Friday, January 05, 2007

Being browbeat

  I'm getting more and more bothered lately by the browbeating ways of my DH.  Or, am I overly sensitive and just a total wuss and tone of voice doesn't mean anything, as he states?  I don't know.  If the latter, then I just don't know the difference.  We HAVE been married for 27 years, so why is it bothering me more than usual now?  But the litany of injustices I feel continues to grow and I'm getting pretty depressed about it. 

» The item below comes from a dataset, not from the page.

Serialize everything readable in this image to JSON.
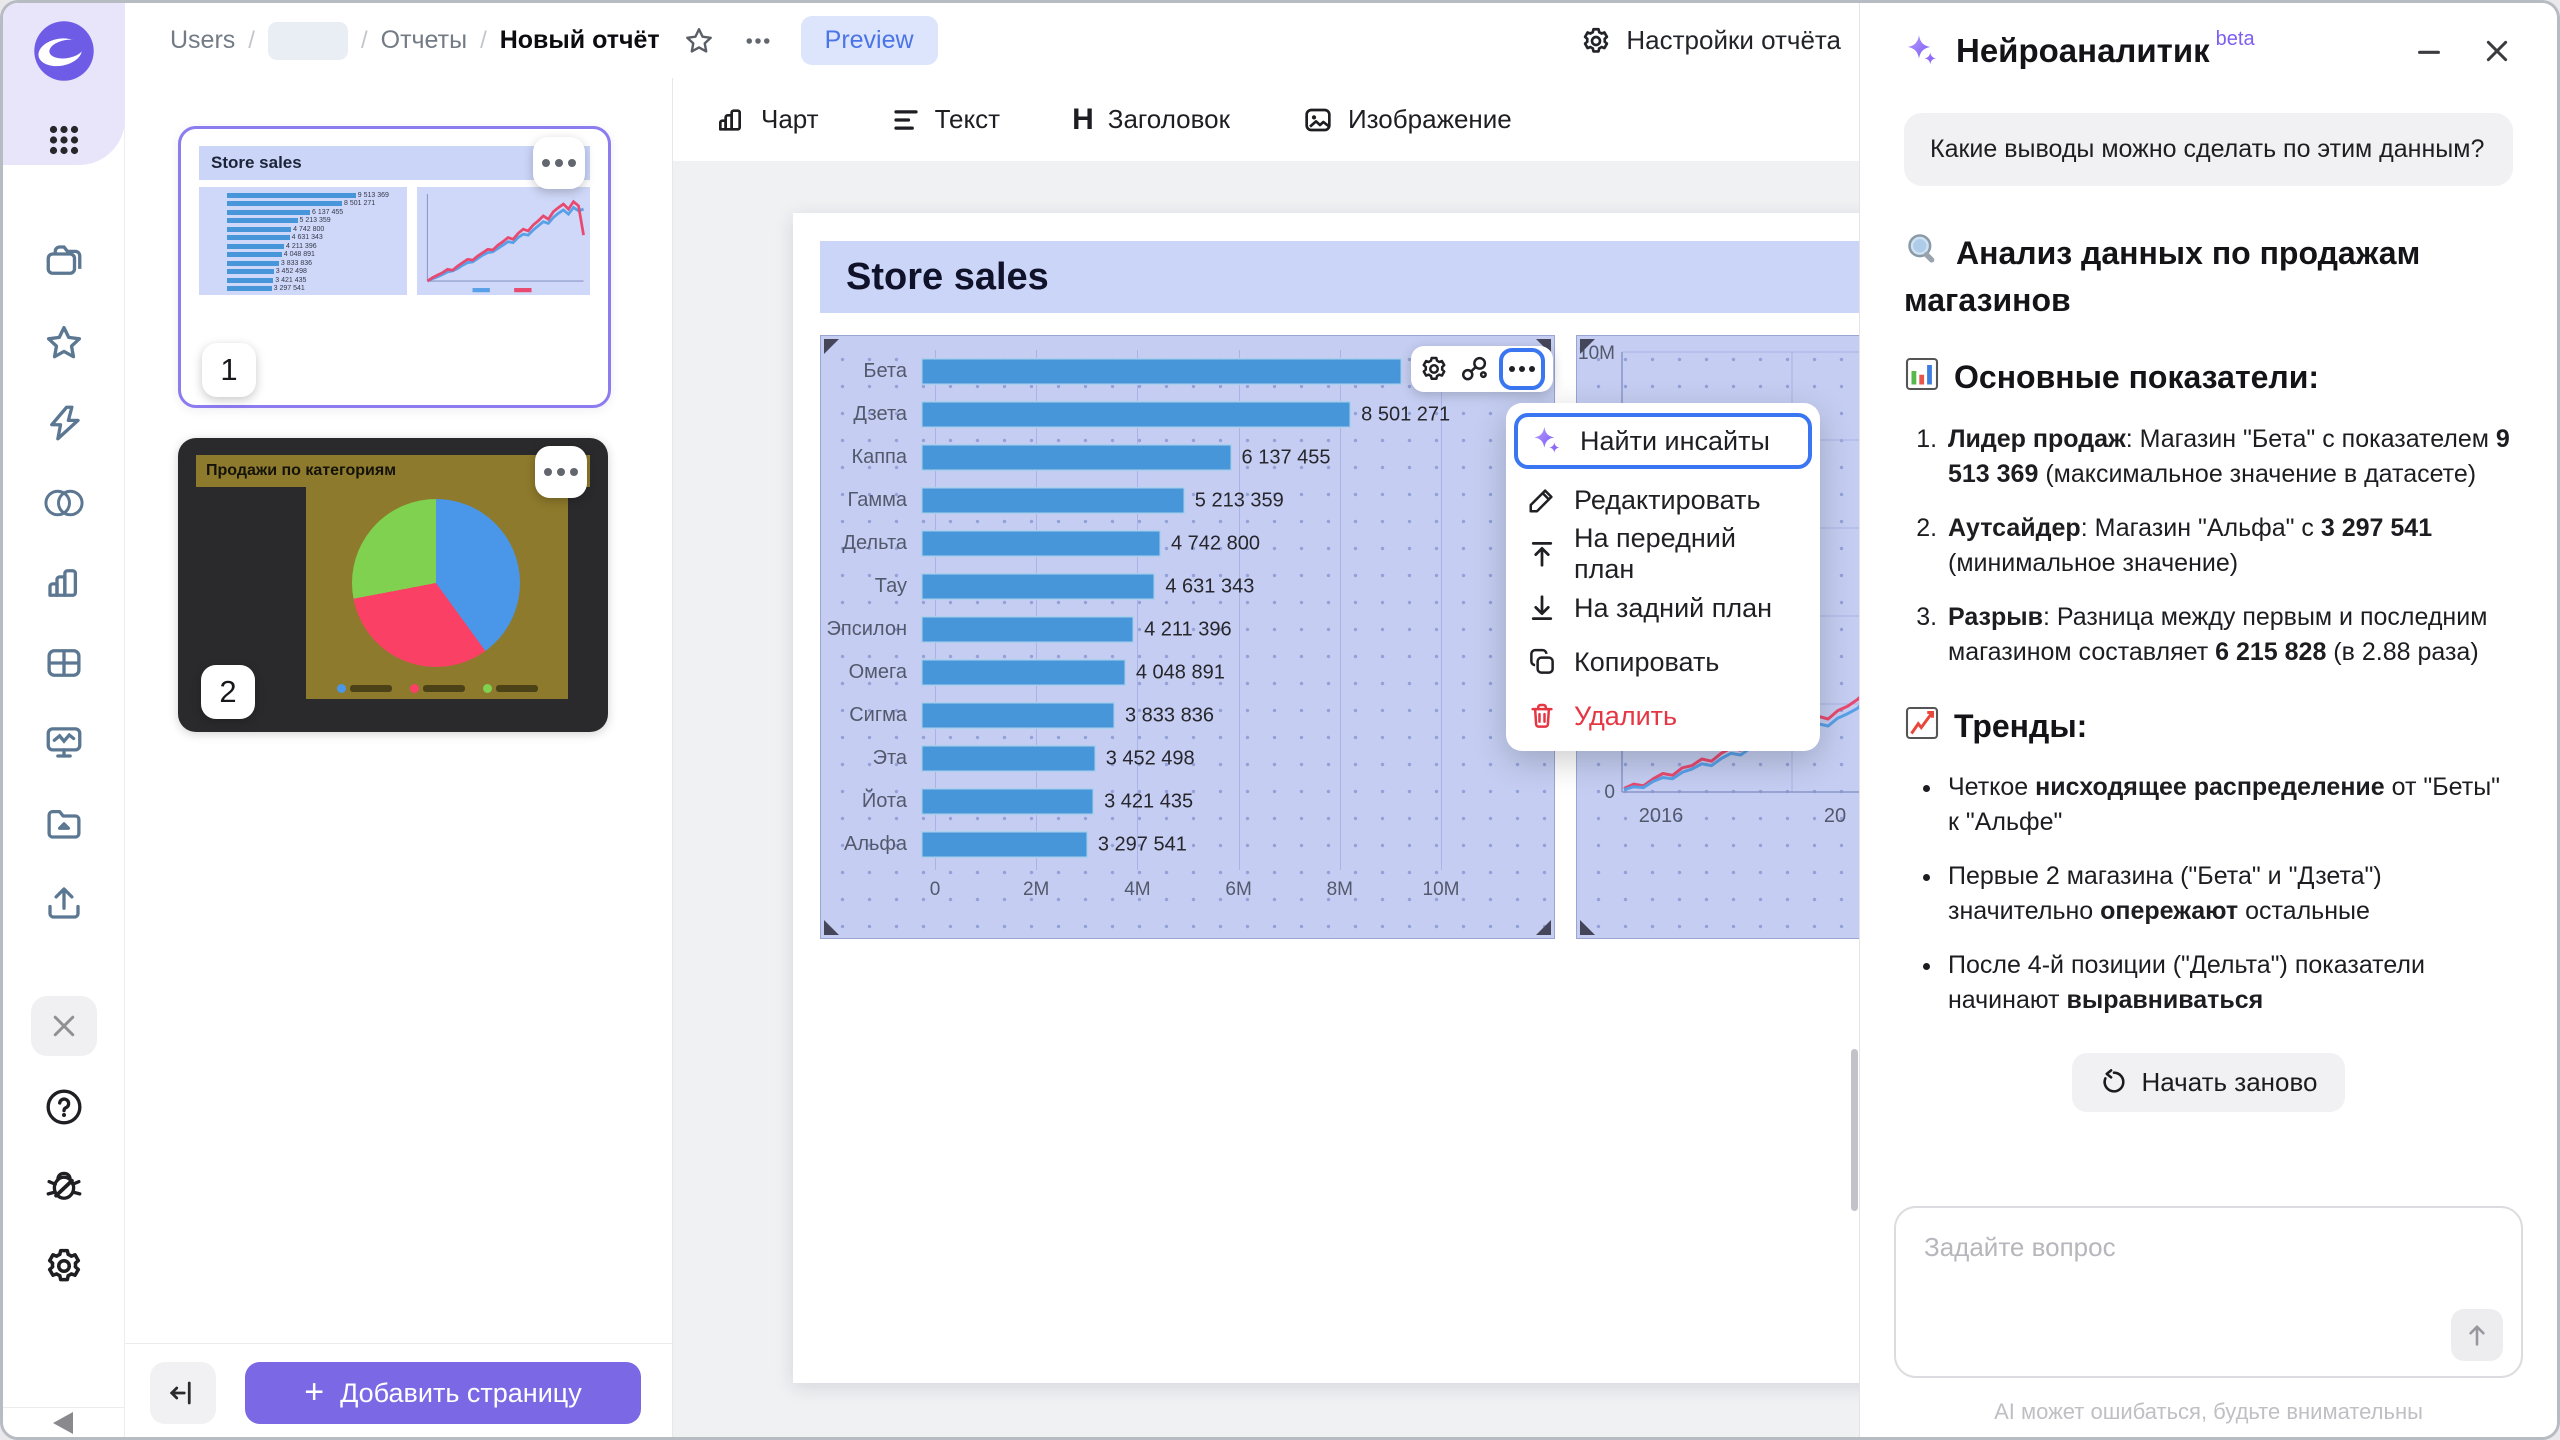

  For instance, my chicken hobby was a LOT more fun before he got interested in it and decided that, as usual, everything should be done HIS way.  Now 3 out of my 4 chicken coops contain his breed of chickens, and he is agitating to get rid of more of MY chickens because, he says, I have too many in the coop (nesting house) that remains. He won't buy any chicken feed, but has decided to keep some roosters wayyyyy past optimum butchering time because he wants to have backups.  He complains bitterly if any of his chickens ever run low on the expensive natural feed I buy, but will only do any feeding himself out of his hand.  There's a lot more, but you get the idea.
  And there is the matter of my high cholesterol.  When I came home from the doctor with a month's supply of samples to take and lower it quickly (The doctor was so concerned when he got my lab results that he called me to come in right away and get the samples), he had a terrible fit that I was going to be adding yet another drug to the ones that control my fibromyalgia and anxiety.  I tried to stand up to him, but in the end, I agreed to wait for a month before taking the drug, and in the meantime, give up ice cream and regular cheeses, animal fats, etc.  He wants me to get another lab test then.  I DREAD telling the doctor I haven't started the meds yet when he was so concerned about me.  But its easier to upset the doctor than it is to stand up to DH.
  Sometimes I cry for no particular reason.
  Sounds like depression, doesn't it?
  I can just see me telling him I'm depressed.  He sometimes tries to pretend that he is understanding about such things, but under any kind of stress it comes out that he thinks depression is the own fault of the depressed person, and anybody with any intelligence at all will just decide not to be depressed and they won't be any more.  Therefore, if I'm depressed I must not be a. intelligent, b.have no will power, c. take your pick of any other character fault you can think of.
  I should be going to knit with my friends this afternoon, but he is so mean and nasty about me going to town EVERY DAY (not true) that I said I'd stay home today.  I do have to work again tomorrow, so I really didin't have a leg to stand on this time.  But this happens nearly every week.  Sometimes I can stand up to him, but mostly I can't.
  There are so many things I'm not supposed to do when he is home, like quilting, laundry, housework, anything on the computer, that I tend to spend marathons in the studio alternately quilting and working on the computer when he is gone.  But it really makes him mad to come home and find me in the studio, and heaven forbid he should try to call me and have me be on the internet.  He won't leave a message and is real mean about it when he comes home.  And I never know WHEN he is going to come home.  His work house vary a lot, and he frequently goes to Pat's afterward anyway, but I am supposed to be sitting quietly in a chair in a clean house with all laundry already done and put away anytime he arrives.  Needless to say, this is my most frequent failure in his eyes.  I don't keep up with housework very well because I head straight for the studio when he leaves and don't come out until a few minutes before I THINK he might come home.  And of course I often guess wrong and then have to sit there seething because I want to go on sewing or else I'm in trouble because he caught me in the studio.
  I guess you should take all of this with a grain of salt.  I can cope with all of it pretty well most of the time; I am just extra depressed about it right now.